Living in the wake of cancer is very similar to being caught up in a sudden storm. One moment you are basking in the sun, enjoying the beauty of life, when suddenly there is a down pour of hard, forceful, pounding rain falling on top of your head. It is this type of rain that can and will at some point over take and break you. The truth of it is no matter how strong a swimmer you may be, once the waters begin to swell, hitting with such ferocity, your body bends, breaking with the rain as it gives way for these powerful waters to swell.
Cancer, chemo, surgery, people, doctors ... all these things begin to strip and break you down. You may hold tight for as long as you can even begging your body, willing it not to let go, but still the rains come. As each drop falls you may desperately try shielding those you love from the cold icy waters but the truth is the force of it, the pain and the weariness begin to slice away at your resolve. Suddenly you have no fight left inside you and this my friend is the one moment your eyes open wider than they ever have before. In this exact spot you will begin to let go of the thin branch you' ve been holding on to all this time. Your body is tired, your mind is weak and your heart feels crushed beneath the rising waves trying to over take and pull you under. But I ask you this, do you give in, allow the storm to claim your life or do you fight back with all you have left?

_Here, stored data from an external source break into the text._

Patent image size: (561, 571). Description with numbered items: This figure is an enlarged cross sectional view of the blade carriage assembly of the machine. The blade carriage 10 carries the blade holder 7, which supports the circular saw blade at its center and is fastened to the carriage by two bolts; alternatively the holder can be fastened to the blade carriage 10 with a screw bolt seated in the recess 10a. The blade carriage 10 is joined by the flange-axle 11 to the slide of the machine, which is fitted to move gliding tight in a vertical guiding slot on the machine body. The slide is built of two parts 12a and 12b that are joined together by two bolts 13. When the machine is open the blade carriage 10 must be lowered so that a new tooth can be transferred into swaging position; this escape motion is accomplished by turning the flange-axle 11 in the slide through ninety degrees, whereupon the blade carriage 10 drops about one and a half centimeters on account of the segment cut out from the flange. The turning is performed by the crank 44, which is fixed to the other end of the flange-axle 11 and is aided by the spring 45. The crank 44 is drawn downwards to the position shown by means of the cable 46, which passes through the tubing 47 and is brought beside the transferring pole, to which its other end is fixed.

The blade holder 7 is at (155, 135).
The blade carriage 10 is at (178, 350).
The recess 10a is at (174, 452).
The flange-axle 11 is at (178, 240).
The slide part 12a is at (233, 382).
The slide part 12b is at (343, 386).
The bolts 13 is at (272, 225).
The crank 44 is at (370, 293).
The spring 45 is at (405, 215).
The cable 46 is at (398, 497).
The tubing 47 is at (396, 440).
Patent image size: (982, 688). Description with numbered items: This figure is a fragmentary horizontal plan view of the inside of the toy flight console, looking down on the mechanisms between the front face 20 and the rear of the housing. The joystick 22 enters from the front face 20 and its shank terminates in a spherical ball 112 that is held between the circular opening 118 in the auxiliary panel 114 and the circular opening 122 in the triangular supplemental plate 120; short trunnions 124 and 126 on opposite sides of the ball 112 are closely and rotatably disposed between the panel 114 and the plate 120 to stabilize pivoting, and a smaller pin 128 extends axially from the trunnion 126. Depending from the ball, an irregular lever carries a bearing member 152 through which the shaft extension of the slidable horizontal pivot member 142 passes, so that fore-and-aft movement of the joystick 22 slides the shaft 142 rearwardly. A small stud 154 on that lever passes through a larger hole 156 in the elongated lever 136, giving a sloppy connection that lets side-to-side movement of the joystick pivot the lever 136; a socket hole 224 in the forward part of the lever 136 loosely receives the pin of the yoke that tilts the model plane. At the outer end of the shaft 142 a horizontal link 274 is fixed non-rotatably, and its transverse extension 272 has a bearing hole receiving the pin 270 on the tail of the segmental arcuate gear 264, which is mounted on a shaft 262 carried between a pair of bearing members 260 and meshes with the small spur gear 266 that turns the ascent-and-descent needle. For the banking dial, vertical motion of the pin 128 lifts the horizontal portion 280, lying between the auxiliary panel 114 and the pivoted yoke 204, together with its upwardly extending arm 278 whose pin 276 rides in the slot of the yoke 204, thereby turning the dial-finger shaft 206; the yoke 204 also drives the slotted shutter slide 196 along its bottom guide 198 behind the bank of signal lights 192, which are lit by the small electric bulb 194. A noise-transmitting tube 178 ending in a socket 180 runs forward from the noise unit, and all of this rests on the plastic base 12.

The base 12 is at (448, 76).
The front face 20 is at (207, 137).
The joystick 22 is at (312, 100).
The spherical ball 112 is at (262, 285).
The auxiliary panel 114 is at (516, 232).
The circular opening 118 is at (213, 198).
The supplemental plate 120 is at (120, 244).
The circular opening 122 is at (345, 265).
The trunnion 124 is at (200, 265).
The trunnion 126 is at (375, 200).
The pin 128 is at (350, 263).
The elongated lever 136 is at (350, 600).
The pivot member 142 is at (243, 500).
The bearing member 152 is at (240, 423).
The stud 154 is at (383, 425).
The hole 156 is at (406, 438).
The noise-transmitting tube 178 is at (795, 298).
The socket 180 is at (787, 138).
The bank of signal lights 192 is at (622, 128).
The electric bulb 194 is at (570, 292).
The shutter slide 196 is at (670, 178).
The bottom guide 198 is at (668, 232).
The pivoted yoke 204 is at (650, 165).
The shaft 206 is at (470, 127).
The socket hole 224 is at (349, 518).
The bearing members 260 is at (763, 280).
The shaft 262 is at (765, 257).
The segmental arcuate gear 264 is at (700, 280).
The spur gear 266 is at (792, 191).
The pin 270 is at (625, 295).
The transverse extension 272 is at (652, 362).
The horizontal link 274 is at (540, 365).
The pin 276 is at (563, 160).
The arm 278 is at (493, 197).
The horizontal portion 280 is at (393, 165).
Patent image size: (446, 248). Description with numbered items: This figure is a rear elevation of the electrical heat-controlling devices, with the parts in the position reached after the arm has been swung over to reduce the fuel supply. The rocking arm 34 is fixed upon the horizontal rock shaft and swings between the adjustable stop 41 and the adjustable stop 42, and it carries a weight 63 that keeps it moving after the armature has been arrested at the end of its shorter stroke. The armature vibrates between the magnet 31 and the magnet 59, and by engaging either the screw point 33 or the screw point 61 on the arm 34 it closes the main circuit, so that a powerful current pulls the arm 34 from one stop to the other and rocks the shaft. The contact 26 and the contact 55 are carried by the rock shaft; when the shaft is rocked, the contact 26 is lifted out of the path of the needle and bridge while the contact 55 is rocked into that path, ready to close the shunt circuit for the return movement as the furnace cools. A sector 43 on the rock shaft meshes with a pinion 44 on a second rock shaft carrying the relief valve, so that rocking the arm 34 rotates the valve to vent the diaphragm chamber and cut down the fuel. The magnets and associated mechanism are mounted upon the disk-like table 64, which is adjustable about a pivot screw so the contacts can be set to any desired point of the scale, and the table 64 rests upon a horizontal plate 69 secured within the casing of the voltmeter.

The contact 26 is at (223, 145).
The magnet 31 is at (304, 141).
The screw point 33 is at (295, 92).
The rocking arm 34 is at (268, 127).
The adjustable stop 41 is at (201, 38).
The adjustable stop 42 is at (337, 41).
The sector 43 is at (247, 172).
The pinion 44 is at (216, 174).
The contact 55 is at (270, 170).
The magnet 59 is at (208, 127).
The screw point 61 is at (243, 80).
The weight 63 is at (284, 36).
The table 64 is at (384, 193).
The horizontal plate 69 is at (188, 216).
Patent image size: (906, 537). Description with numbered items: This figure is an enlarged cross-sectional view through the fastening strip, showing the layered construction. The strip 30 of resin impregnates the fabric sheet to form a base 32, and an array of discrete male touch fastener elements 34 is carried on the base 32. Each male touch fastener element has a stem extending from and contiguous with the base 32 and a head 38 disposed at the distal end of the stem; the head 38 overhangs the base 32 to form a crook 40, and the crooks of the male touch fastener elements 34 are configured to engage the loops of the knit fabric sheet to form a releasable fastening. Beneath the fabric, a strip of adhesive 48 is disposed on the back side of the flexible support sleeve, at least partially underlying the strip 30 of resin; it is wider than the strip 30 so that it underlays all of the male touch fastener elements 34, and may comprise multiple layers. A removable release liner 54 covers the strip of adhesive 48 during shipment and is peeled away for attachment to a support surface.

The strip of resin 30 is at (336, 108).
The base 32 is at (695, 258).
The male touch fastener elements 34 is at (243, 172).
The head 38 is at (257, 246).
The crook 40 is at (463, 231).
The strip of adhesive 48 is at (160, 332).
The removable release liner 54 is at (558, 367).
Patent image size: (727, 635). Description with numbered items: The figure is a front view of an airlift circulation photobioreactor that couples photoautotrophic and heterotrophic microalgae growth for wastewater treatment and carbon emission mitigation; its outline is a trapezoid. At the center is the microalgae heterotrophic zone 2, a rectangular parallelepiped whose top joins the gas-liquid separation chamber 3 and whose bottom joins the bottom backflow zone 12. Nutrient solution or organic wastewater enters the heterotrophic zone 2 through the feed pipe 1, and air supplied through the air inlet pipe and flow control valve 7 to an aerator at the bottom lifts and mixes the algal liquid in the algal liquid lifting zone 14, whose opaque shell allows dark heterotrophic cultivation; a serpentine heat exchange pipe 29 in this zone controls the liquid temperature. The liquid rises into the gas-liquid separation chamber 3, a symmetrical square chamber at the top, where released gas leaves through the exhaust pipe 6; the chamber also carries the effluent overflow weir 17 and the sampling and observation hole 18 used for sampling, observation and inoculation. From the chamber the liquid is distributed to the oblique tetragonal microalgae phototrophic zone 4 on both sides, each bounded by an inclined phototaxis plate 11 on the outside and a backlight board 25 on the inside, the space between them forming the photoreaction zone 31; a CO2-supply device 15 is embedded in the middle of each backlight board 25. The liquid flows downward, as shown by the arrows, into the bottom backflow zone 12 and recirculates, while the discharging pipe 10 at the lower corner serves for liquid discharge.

Honestly, I think that is clearly the most truthful picture I can ever share with you. I tried so long to be strong, to be invincible in the world's eyes, and not give into my weakening body. But when it came down to it there were those times, and still are, in this journey when I just need to call out for help. The weakness, the hurt and the physical pain are real and even if just for a moments time, can be exposed for everyone to see.
This has been the hardest road of my life, the biggest challenge I have ever had to face. Breast cancer has beat me up, knocked me down, stripped me of all I once knew and cut me deeper than anyone can ever fathom. And yes, I have worked very hard to be strong, vigilant, to keep my guard up, fight the monster, slay the beast and jump over every hurdle put in my way. But sometimes, just sometimes, my weakness spills through and the pouring rain, the ragging waters wash over me. Even though I try with all my might the current still pulls me under as the waters rise to sweep my hope, my strength, and my courage away.
As a CANCER Survivor, fighter, and yes at times it's victim, those are the moments of sheer weakness chilling you to the bone, gnawing at your soul and truly breaking your spirit. Those unguarded rushes of hard, nail driving, heart splintering waves as the rains fall down can remove your once strong foundation. The truth is plain as day, as hurtful as some may be it is not those actions searing your heart or turning your spirit into broke pieces, but it is the CANCER itself. She alone has ripped your feet right out from under you. It is CANCER reaching into the deepest part of who you are causing you to close your eyes and shutter.
So I say this now, with a heart that still beats strong, even if my spirit is weak, I have stood as strong as I can through all this. I know that I am not perfect and I can be weak just as I can be challenging even on my better days but I still look to the sky and hold to hope. Even if I am weak in this moment and the rains begin to break me, they can not have all of me. I am never weak beyond repair, though I may be battered for certain. The days have come when I have simply been tired, my body feeling as if it might shut down and never turn over again. Yes, I have felt close to tears and I hated myself for it but I am human after all trying to stay afloat in a very flooded, mixed up world.
At the end of these kind of days I have no doubt I will rise above the flood waters, nor do I doubt the grace within me will lay my Maker's mercy upon me. I am held close, pulled up from beneath the current and it's crushing force. Though doubt may have been my companion, true peace will rest beside me at this days end. Wounded, most certainly, but liberated I will be in this JOURNEYS end. In each step I gained strength I never knew I had before. Desperation, I have known all too well and though tears have fallen from my eyes, and down my face I trust I will be pulled out away from the driving rain. So I will stand with my back against the wind, arms stretched out, linking with those who have reached for me, knowing in this HOPE I stand strong.
Broken as we may all be by the rain, we will endure. CANCER in all her breaking winds cannot keep us from rising above the pain. So I end this now, saying this to all I love... I am not who I was before and not yet who I am to be when this JOURNEY is done with me.